Orrick Appellate Team Files Amicus Brief in Key Challenge to Bans on Retailer Credit Card Surcharges


December.21.2016

An Orrick appellate team today filed an amicus brief on behalf of the International Center for Law & Economics and sixteen law and economics scholars in a closely watched First Amendment challenge to New York’s law banning credit card surcharges.

The U.S. Supreme Court agreed in October to hear Expression Hair Design et al v. Schneiderman et al, exploring whether laws such as New York’s violate the free speech rights of merchants.  The case is set to be argued January 10, 2017. 

Petitioners’ challenge to the surcharge ban is largely premised on behavioral economics theories, which they claim show that credit card surcharges (which are banned) and cash discounts (which are allowed) are economically equivalent, but that the “message” of a surcharge is more powerful in encouraging cash transactions. The amicus brief explains that the petitioners’ behavioral economics theories are not in fact supported by sound empirical evidence, and that some of the cited studies actually cut the other way. Further, the brief details how surcharges and discounts are different in that they facilitate different types of sales and pricing practices. Unlike discounts, surcharges facilitate deceptive advertising and profiteering, the brief observes.

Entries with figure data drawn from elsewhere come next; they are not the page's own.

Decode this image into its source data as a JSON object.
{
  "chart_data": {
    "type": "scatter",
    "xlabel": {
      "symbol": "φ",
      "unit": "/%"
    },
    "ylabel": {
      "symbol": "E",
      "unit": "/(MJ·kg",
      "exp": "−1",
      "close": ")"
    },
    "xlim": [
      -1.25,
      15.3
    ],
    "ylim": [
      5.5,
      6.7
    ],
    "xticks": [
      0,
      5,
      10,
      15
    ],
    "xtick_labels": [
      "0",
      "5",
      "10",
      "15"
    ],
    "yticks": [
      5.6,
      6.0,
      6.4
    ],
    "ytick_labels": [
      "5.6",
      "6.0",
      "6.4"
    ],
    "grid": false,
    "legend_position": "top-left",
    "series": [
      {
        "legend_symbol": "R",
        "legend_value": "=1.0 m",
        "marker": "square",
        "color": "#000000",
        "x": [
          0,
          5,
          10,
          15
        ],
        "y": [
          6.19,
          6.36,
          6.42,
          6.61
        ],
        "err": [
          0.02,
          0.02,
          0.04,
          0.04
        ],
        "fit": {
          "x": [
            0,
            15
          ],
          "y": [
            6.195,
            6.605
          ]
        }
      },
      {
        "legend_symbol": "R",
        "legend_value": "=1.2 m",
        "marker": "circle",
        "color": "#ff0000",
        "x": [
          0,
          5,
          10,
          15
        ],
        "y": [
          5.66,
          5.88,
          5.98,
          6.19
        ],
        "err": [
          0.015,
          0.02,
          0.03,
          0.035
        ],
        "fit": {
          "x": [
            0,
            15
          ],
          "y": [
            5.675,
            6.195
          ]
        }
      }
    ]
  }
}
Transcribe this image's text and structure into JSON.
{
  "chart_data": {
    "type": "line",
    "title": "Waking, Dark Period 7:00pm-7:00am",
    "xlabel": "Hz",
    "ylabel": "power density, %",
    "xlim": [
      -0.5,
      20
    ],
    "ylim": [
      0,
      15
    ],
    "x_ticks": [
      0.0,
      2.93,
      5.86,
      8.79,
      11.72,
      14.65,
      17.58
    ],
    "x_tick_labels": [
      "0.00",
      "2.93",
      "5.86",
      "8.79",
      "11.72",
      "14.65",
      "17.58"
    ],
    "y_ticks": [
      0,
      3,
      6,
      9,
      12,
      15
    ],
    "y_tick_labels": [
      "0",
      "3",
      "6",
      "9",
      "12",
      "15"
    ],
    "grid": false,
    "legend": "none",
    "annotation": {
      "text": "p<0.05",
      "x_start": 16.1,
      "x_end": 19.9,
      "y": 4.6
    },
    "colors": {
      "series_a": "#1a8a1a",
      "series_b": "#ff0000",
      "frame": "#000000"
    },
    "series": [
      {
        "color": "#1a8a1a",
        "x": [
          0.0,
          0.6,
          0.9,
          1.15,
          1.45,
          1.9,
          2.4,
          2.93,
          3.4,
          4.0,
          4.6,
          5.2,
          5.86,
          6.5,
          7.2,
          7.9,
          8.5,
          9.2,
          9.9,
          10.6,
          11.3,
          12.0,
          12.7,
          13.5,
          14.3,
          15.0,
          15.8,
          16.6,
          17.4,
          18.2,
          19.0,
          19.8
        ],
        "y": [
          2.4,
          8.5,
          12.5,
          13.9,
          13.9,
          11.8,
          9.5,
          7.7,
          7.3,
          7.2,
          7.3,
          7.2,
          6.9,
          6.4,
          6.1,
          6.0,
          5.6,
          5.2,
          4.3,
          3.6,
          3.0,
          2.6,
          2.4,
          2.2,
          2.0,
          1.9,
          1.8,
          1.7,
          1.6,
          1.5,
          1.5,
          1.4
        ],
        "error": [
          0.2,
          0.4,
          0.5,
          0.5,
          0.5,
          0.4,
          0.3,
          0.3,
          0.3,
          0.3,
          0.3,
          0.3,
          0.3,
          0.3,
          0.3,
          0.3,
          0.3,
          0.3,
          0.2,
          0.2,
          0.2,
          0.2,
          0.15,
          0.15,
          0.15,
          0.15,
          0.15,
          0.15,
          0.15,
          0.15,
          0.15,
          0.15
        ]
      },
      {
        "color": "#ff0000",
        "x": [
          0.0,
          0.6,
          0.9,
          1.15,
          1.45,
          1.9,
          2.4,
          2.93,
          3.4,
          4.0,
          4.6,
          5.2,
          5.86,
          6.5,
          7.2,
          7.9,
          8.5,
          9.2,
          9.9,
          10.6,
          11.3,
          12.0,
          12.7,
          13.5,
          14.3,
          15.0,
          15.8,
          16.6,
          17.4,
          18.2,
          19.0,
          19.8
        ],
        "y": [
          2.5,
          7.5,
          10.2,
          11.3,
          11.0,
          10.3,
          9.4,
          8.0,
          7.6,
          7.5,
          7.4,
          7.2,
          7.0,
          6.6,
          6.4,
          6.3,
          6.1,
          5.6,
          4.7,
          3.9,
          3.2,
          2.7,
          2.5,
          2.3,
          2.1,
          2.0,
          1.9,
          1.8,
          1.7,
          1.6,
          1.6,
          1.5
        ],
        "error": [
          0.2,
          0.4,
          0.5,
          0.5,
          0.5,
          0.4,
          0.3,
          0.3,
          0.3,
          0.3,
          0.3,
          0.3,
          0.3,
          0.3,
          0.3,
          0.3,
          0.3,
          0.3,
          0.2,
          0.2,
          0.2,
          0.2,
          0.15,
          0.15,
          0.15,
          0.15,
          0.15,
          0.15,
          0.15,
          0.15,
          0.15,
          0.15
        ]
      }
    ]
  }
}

“This Court should thus reject Petitioners’ invitation to base constitutional doctrine on a behavioral hypothesis unsupported by any sound empirical evidence —especially where, as here, that result could potentially expose consumers to the type of conduct that the State’s law seeks to prevent,” the Orrick brief states.

The Orrick brief asks the Supreme Court to side with last year’s ruling by the Second Circuit U.S. Court of Appeals, which upheld the New York law. The brief can be found here.

The Orrick team representing the amici includes partners Josh Rosenkranz and Bob Loeb, and associates Ian Fein and Charles Tyler.